Adès has outdone himself in his rendering of Ariel, the island sprite, as a whacked-out coloratura soprano, Mozart’s Queen of the Night put through a blender. Cyndia Sieden manages the Olympic-caliber vocal athletics, which are just as challenging musically and intervallically as they are in terms of register, which is vertiginous. Sieden’s mastery of a role whose difficulty seems to be gleefully deliberate is jaw-dropping. True, ninety percent of her words are incomprehensible, but this is the composer’s fault, not hers. For her “Five fathoms deep” aria (from Shakespeare’s “Full fathom five”), Adès slows Ariel’s hyperkinetic pace down to a dirge, with each syllable sustained for several beats. The opening intervals are preposterous, starting on D, leaping up an octave and a step to high E, then down two octaves and a half step to D-sharp. Gradually, however, the melody becomes less angular, the harmonies turn ethereal, and the aria becomes a truly extraordinary siren call, hypnotic and captivating.

Prospero, the exiled Duke of Milan who conjures the eponymous tempest and shipwrecks his enemies on the island, has (dare one say it?) more of a dramatic arc in Adès/Oakes than he does in Shakespeare, where he is more godlike in his machinations; here, he has less control over events and is angered when thwarted. Simon Keenlyside, for whom the difficult role was written, is just as convincing in Prospero’s frustrated rages as he is beneficent in his forgiveness. As his daughter Miranda, soprano Kate Royal delivers an exquisite aria in the first scene that is the first ray of sunshine in the score. Later, Royal joins Toby Spence (Ferdinand) for a love duet of Straussian rapture, but with dissonant interpolations from woodwinds and trilling violins, signaling obstacles yet to be overcome.

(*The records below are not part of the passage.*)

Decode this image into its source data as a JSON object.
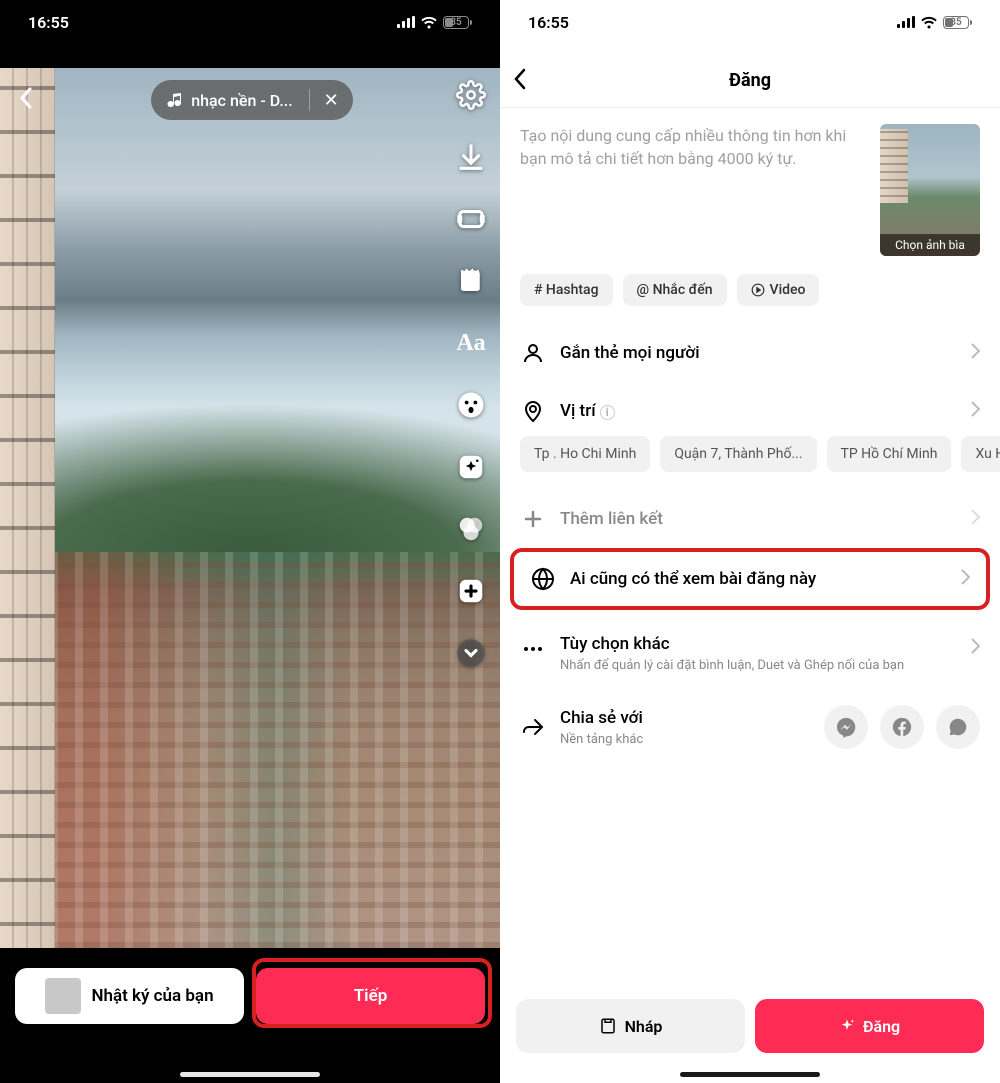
{
  "status": {
    "time": "16:55",
    "battery": "35"
  },
  "left": {
    "music_label": "nhạc nền - D...",
    "bottom": {
      "story_label": "Nhật ký của bạn",
      "next_label": "Tiếp"
    }
  },
  "right": {
    "title": "Đăng",
    "placeholder": "Tạo nội dung cung cấp nhiều thông tin hơn khi bạn mô tả chi tiết hơn bằng 4000 ký tự.",
    "cover_label": "Chọn ảnh bìa",
    "chips": {
      "hashtag": "# Hashtag",
      "mention": "@ Nhắc đến",
      "video": "Video"
    },
    "rows": {
      "tag_people": "Gắn thẻ mọi người",
      "location": "Vị trí",
      "add_link": "Thêm liên kết",
      "privacy": "Ai cũng có thể xem bài đăng này",
      "more_title": "Tùy chọn khác",
      "more_sub": "Nhấn để quản lý cài đặt bình luận, Duet và Ghép nối của bạn",
      "share_title": "Chia sẻ với",
      "share_sub": "Nền tảng khác"
    },
    "location_chips": [
      "Tp . Ho Chi Minh",
      "Quận 7, Thành Phố...",
      "TP Hồ Chí Minh",
      "Xu H"
    ],
    "bottom": {
      "draft": "Nháp",
      "post": "Đăng"
    }
  }
}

As Alonso, King of Naples, Philip Langridge grieves over his son Ferdinand (who he believes is dead) in an unutterably poignant aria laced with painfully penetrating chromaticism. The Act III quintet, a stately triple-meter passacaglia in which the King and Ferdinand are reunited, surges magnificently and caps the opera perfectly; this is the work of a mature artist, not an impetuous enfant terrible.

The composer himself conducts the Orchestra of the Royal Opera House, Covent Garden, which churns, lunges, erupts and shimmers with equal dexterity. Bear with Adès throughout the opera’s more forbidding passages; it’s challenging, to be sure, but the composer has a grand plan, and your close attention will be opulently rewarded.